Ma, tornando a pesce al cardinal Burke e agli altri cardinali: possono, dei cattolici, criticare il papa?
La risposta, alla luce della teologia tradizionale, è scontata: certamente!
Anzitutto per un motivo semplicissimo: il loro ruolo, la loro carica. I cardinali non sono dei camerieri con eleganti calzette rosse, ma gli elettori e i più intimi collaboratori del papa. Se poi Francesco preferisce confrontarsi con Pannella, Bonino, Scalfari, Di Caprio e compagnia, diventa quasi obbligatorio, per i suddetti cardinali rimasti senza lo straccio di una risposta e di una udienza, rendere pubblici i loro dubbi; “resistere in faccia” a Pietro, come fece, provvidenzialmente, san Paolo nella Chiesa delle origini.
Si badi bene: i famosi “dubia” sono affidati al papa. Si chiede proprio a lui di rispondere. Nel 2017, a cinquecento anni dalla rivolta di Martin Lutero, dopo l’esaltazione del monaco ribelle proposta dallo stesso Francesco, Burke e gli altri cardinali non apostrofano il papa con gli appellativi luterani (“anticristo”, “impostore”, “servo del demonio” …); non delegittimano la sua autorità: gli chiedono di pronunciarsi, di parlare, finalmente, chiaramente. Forse convinti che il papa non abbia il coraggio di contraddire apertamente i suoi predecessori; oppure confidando nello Spirito Santo, che, secondo molti teologi, più che “scegliere” il papa, come spesso erroneamente si dice, impedisce che egli possa proclamare, solennemente, ex cathedra, un’eresia esplicita.
Il papa, questo è l’insegnamento tradizionale della Chiesa e della storia, può sbagliare sia nella vita personale, sia come teologo privato. Scriveva san Vincenzo da Lerino: “Dio alcuni papi li dona, altri li tollera, altri ancora li infligge”.

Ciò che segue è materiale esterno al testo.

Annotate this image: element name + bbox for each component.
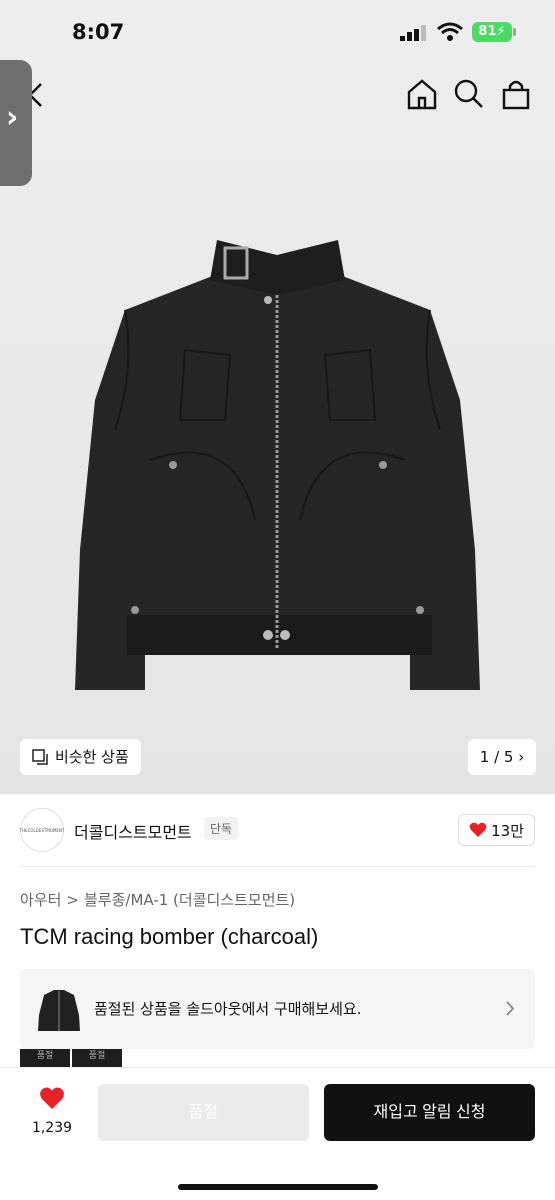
mini-thumb-soldout[interactable]: 품절 bbox=[72, 1049, 122, 1069]
breadcrumb-separator: > bbox=[66, 891, 79, 909]
soldout-banner-text: 품절된 상품을 솔드아웃에서 구매해보세요. bbox=[94, 1000, 362, 1018]
bottom-action-bar: 1,239 품절 재입고 알림 신청 bbox=[0, 1067, 555, 1200]
exclusive-badge: 단독 bbox=[204, 817, 239, 840]
side-drawer-tab[interactable]: › bbox=[0, 60, 32, 186]
heart-icon bbox=[469, 822, 487, 837]
brand-like-button[interactable]: 13만 bbox=[458, 814, 535, 846]
home-indicator[interactable] bbox=[178, 1184, 378, 1190]
search-icon[interactable] bbox=[453, 78, 485, 110]
divider bbox=[20, 866, 535, 867]
top-navigation bbox=[0, 70, 555, 120]
battery-cap bbox=[513, 28, 516, 36]
similar-products-label: 비슷한 상품 bbox=[55, 748, 129, 766]
jacket-product-image bbox=[75, 240, 480, 690]
jacket-thumbnail bbox=[38, 990, 80, 1031]
similar-products-button[interactable]: 비슷한 상품 bbox=[20, 739, 141, 775]
breadcrumb-subcategory[interactable]: 블루종/MA-1 (더콜디스트모먼트) bbox=[84, 891, 295, 909]
status-bar: 8:07 81⚡ bbox=[0, 0, 555, 64]
product-page: 비슷한 상품 1 / 5 › 8:07 81⚡ › THECOLDESTMOME… bbox=[0, 0, 555, 1200]
chevron-right-icon bbox=[506, 1001, 515, 1016]
clock: 8:07 bbox=[72, 20, 125, 44]
wifi-icon bbox=[437, 22, 463, 41]
mini-thumb-row: 품절 품절 bbox=[20, 1049, 124, 1069]
soldout-button[interactable]: 품절 bbox=[98, 1084, 309, 1141]
soldout-banner[interactable]: 품절된 상품을 솔드아웃에서 구매해보세요. bbox=[20, 969, 535, 1049]
product-title: TCM racing bomber (charcoal) bbox=[20, 924, 319, 949]
similar-items-icon bbox=[32, 748, 48, 765]
battery-icon: 81⚡ bbox=[472, 22, 512, 42]
mini-thumb-soldout[interactable]: 품절 bbox=[20, 1049, 70, 1069]
image-pager[interactable]: 1 / 5 › bbox=[468, 739, 536, 775]
breadcrumb: 아우터 > 블루종/MA-1 (더콜디스트모먼트) bbox=[20, 889, 295, 910]
cellular-signal-icon bbox=[400, 25, 426, 41]
brand-like-count: 13만 bbox=[491, 821, 524, 840]
brand-row[interactable]: THECOLDESTMOMENT 더콜디스트모먼트 단독 13만 bbox=[20, 808, 535, 854]
breadcrumb-category[interactable]: 아우터 bbox=[20, 891, 61, 909]
favorite-button[interactable]: 1,239 bbox=[28, 1086, 76, 1136]
shopping-bag-icon[interactable] bbox=[500, 78, 532, 110]
restock-alert-button[interactable]: 재입고 알림 신청 bbox=[324, 1084, 535, 1141]
side-tab-chevron: › bbox=[6, 100, 19, 135]
favorite-count: 1,239 bbox=[31, 1120, 73, 1136]
brand-logo[interactable]: THECOLDESTMOMENT bbox=[20, 808, 64, 852]
heart-icon bbox=[40, 1087, 64, 1109]
brand-logo-text: THECOLDESTMOMENT bbox=[19, 827, 65, 833]
brand-name[interactable]: 더콜디스트모먼트 bbox=[74, 819, 192, 843]
home-icon[interactable] bbox=[406, 78, 438, 110]
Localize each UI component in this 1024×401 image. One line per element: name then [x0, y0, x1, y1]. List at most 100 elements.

Proprio a seguito della proclamazione del dogma della infallibilità pontificia (1870), il beato cardinal John Henry Newman, nella Lettera al duca di Norfolk, volle chiarirne il significato, consapevole delle banalizzazioni e delle incomprensioni che ne sarebbero derivate: “Con tutto ciò sono lontano dall’affermare che i papi non abbiano mai torto; che non ci si debba mai opporre a loro, oppure che le loro scomuniche abbiano sempre effetto. Non sono tenuto a difendere la politica e gli atti di singoli Papi… Indubbiamente ci sono azioni di papi alle quali nessuno amerebbe aver avuto parte”. E aggiungeva che la Chiesa docente non è sempre stata, nella storia, “lo strumento più attivo dell’infallibilità: vedi il caso della crisi ariana”: “Fu forse Pietro infallibile, quando ad Antiochia Paolo gli si oppose a viso aperto? O fu infallibile san Vittore allorché separò dalla sua comunione le chiese dell’Asia, o Liberio quando, egualmente, scomunicò sant’Atanasio?…”.
Argomentando in questo modo, Newman ricordava di non dire nulla di nuovo, ma di essere nel solco del pensiero millenario della Chiesa.
La forza di Burke, Caffarra e degli altri cardinali, anche di quelli più timorosi e ondivaghi, come il cardinal Mueller, sta in questo: tutto ciò che fanno è per amore della Chiesa di Cristo.
Se cercassero successo, onori, vita tranquilla, starebbero al calduccio dall’altra parte.